My dad was never this way, we were a loving family consisting of me, my mum and my dad, it was a perfect little world but it came crashing down after the death of my mum. It was as if the only only hope and light in my world was snatched forcefully away by death. My dad and I mourned for days comforting ourselves until one day, he got so drunk and lost it then he hit me.
My dad hit me. As time passed, it became more and more constant, more bruises and he blamed me for her death, threatened to kill me if I ever let anyone know what he does to me. Ever since then, the blames never ceased, the beatings never stopped. I slowly lost my friends, I would receive double the rounds of beating if he discovered that I tried to make any or anyone talked to me. I slowly lost my confidence and became the target of bullies. I couldn't fight back because of fear. We moved from one town to the other every three months cause he feared that the adoption center might take away his punching bag; thats me.

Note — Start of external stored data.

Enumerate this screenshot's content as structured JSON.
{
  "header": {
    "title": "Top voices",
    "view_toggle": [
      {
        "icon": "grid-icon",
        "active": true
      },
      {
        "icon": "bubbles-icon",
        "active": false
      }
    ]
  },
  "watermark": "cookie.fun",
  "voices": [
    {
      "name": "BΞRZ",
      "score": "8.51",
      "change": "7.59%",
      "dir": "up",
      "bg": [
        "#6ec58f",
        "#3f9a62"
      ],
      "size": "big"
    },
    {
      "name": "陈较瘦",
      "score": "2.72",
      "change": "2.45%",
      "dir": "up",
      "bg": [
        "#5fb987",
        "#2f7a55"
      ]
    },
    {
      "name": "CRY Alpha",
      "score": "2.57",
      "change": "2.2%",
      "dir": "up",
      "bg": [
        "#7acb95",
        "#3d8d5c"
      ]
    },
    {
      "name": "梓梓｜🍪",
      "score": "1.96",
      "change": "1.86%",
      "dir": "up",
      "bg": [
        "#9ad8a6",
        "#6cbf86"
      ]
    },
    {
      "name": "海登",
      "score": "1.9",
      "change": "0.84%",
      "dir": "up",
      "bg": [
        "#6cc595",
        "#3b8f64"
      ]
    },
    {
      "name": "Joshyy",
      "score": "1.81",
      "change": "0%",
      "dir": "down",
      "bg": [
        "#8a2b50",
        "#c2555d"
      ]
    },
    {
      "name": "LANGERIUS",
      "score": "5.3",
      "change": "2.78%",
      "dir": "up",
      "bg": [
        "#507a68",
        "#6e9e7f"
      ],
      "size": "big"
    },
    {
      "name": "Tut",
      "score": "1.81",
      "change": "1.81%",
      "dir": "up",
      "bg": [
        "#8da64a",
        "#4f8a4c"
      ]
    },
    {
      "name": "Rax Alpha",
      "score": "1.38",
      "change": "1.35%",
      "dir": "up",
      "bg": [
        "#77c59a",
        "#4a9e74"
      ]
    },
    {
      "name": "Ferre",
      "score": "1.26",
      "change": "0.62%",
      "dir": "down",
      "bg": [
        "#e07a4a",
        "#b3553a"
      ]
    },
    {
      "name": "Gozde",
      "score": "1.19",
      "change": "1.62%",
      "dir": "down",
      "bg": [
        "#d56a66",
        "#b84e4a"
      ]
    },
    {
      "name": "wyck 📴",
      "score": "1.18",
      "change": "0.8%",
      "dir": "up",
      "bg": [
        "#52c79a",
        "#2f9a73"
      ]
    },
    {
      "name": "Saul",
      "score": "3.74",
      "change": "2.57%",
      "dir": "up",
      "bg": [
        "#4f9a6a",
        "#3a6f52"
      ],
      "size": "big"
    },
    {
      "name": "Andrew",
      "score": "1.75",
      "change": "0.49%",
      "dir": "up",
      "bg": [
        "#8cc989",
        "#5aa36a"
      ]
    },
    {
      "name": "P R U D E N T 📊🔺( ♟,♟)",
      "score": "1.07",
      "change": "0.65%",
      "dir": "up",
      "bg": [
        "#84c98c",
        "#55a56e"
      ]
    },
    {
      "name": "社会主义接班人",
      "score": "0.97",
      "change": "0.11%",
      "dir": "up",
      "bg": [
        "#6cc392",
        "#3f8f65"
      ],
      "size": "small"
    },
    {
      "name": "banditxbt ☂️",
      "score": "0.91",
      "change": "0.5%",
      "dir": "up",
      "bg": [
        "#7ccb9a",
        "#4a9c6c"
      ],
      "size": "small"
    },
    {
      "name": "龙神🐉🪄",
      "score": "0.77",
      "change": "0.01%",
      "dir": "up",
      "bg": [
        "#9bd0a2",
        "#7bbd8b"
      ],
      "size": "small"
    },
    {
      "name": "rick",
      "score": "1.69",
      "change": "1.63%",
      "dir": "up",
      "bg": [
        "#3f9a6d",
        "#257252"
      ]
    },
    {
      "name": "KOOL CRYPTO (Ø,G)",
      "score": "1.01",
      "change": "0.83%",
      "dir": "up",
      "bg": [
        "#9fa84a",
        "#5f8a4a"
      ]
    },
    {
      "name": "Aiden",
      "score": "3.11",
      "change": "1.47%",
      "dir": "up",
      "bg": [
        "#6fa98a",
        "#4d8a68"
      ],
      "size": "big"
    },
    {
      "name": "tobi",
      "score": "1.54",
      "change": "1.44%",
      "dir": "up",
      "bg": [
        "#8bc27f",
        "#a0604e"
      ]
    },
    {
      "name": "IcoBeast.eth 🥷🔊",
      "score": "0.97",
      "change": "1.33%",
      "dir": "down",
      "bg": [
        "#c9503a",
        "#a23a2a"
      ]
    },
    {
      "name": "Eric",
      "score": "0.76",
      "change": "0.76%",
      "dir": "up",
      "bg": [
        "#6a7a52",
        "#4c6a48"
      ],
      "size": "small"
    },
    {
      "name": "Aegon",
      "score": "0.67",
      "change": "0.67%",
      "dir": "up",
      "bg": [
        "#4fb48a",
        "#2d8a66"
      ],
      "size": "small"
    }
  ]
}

New environment, new people, new school, new teachers, new bullies, all of it, I hated them. It was disgusting and infuriating cause I was too weak to stop all this, I had lost the right to voice out my thoughts and opinions and everyone is so selfish. No one cared, all the thought about was themselves, pathetic bastards everyone in this world is a selfish pathetic bastard who just want to use you for their own gain. At least I wasn't sexually abused, fortunately my father respected me in that aspect. I still had the dignity of being a being a virgin.....not a slut.